Individually taken, these details are small. But the little differences in how Anthropologie has approached this launch each address common complaints frequently voiced on social media about other brands’ size expansion. The collection has launched with over 100 pieces and an explicit promise that more will continue to be added, and all are things Anthropologie also makes for smaller shoppers, at the same prices. A link to shop the full collection is positioned prominently in the Anthropologie.com menu bar, and while browsing the straight-size assortment, pieces that are also available in the plus line are clearly marked. The line goes up to a size 26, even though many first-time size expansions tiptoe only so far as a 20 or 22.
Anthropologie’s parent company, URBN, which also owns Urban Outfitters and Free People, didn’t make this move in a vacuum. There’s also good reason to suspect it didn’t simply undertake this line’s creation out of the goodness of its heart. Competitors’ tentative moves into the plus-size market put companies that don’t expand in an unflattering context, and amid the bumbling by traditional clothing brands, plus-prioritizing design and retail upstarts like 11 Honoré, Universal Standard, and Premme have found a real foothold with shoppers. Their nascent success provides a proof of concept for corporate executives who had previously doubted that larger women would be willing to invest in nice clothes.
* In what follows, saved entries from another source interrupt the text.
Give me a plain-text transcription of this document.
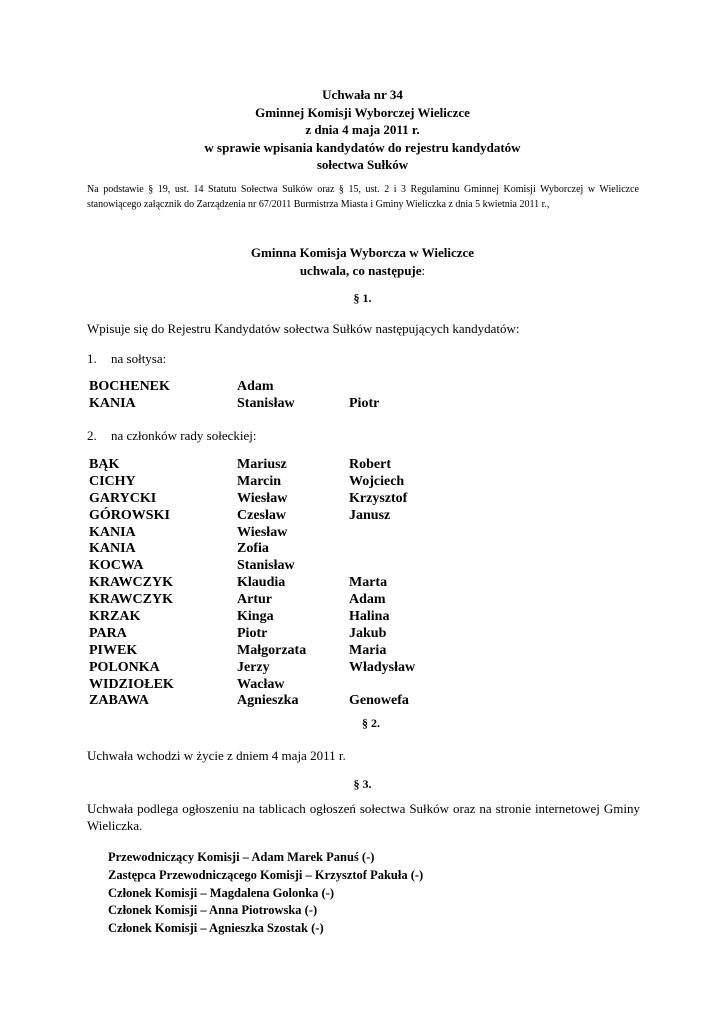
Uchwała nr 34
Gminnej Komisji Wyborczej Wieliczce
z dnia 4 maja 2011 r.
w sprawie wpisania kandydatów do rejestru kandydatów
sołectwa Sułków
Na podstawie § 19, ust. 14 Statutu Sołectwa Sułków oraz § 15, ust. 2 i 3 Regulaminu Gminnej Komisji Wyborczej w Wieliczce stanowiącego załącznik do Zarządzenia nr 67/2011 Burmistrza Miasta i Gminy Wieliczka z dnia 5 kwietnia 2011 r.,
Gminna Komisja Wyborcza w Wieliczce
uchwala, co następuje:
§ 1.
Wpisuje się do Rejestru Kandydatów sołectwa Sułków następujących kandydatów:
1. na sołtysa:
BOCHENEK	Adam
KANIA	Stanisław	Piotr
2. na członków rady sołeckiej:
BĄK	Mariusz	Robert
CICHY	Marcin	Wojciech
GARYCKI	Wiesław	Krzysztof
GÓROWSKI	Czesław	Janusz
KANIA	Wiesław
KANIA	Zofia
KOCWA	Stanisław
KRAWCZYK	Klaudia	Marta
KRAWCZYK	Artur	Adam
KRZAK	Kinga	Halina
PARA	Piotr	Jakub
PIWEK	Małgorzata	Maria
POLONKA	Jerzy	Władysław
WIDZIOŁEK	Wacław
ZABAWA	Agnieszka	Genowefa
§ 2.
Uchwała wchodzi w życie z dniem 4 maja 2011 r.
§ 3.
Uchwała podlega ogłoszeniu na tablicach ogłoszeń sołectwa Sułków oraz na stronie internetowej Gminy Wieliczka.
Przewodniczący Komisji – Adam Marek Panuś (-)
Zastępca Przewodniczącego Komisji – Krzysztof Pakuła (-)
Członek Komisji – Magdalena Golonka (-)
Członek Komisji – Anna Piotrowska (-)
Członek Komisji – Agnieszka Szostak (-)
Read: Poking holes in a plus-sized fashion trend
All of this has happened, in no small part, because larger women consistently demanded nice things for themselves until it became riskier to deny them than to just make them some clothes. This pressure on brands to better serve a greater variety of consumers will likely only intensify, pulling more companies into the market.
Consumer choices aren’t the be-all and end-all of social change, but how people dress has a meaningful impact on their lives in a way that’s often dismissed along with the fashion industry’s frivolity. At its best, fashion is fun: It’s a way to give visual form to your identity and tell people a little about yourself. But fashion, at its corporate core, is also about the maintenance of social hierarchies. The companies that dominate American malls and e-commerce help decide which bodies get to be perceived as professional or capable or sexy.
If your body falls outside the bounds of acceptability set by most clothing brands, there are only so many identities you get to express. Finally, the majority of American women are getting a better chance to look like the people they’ve always been.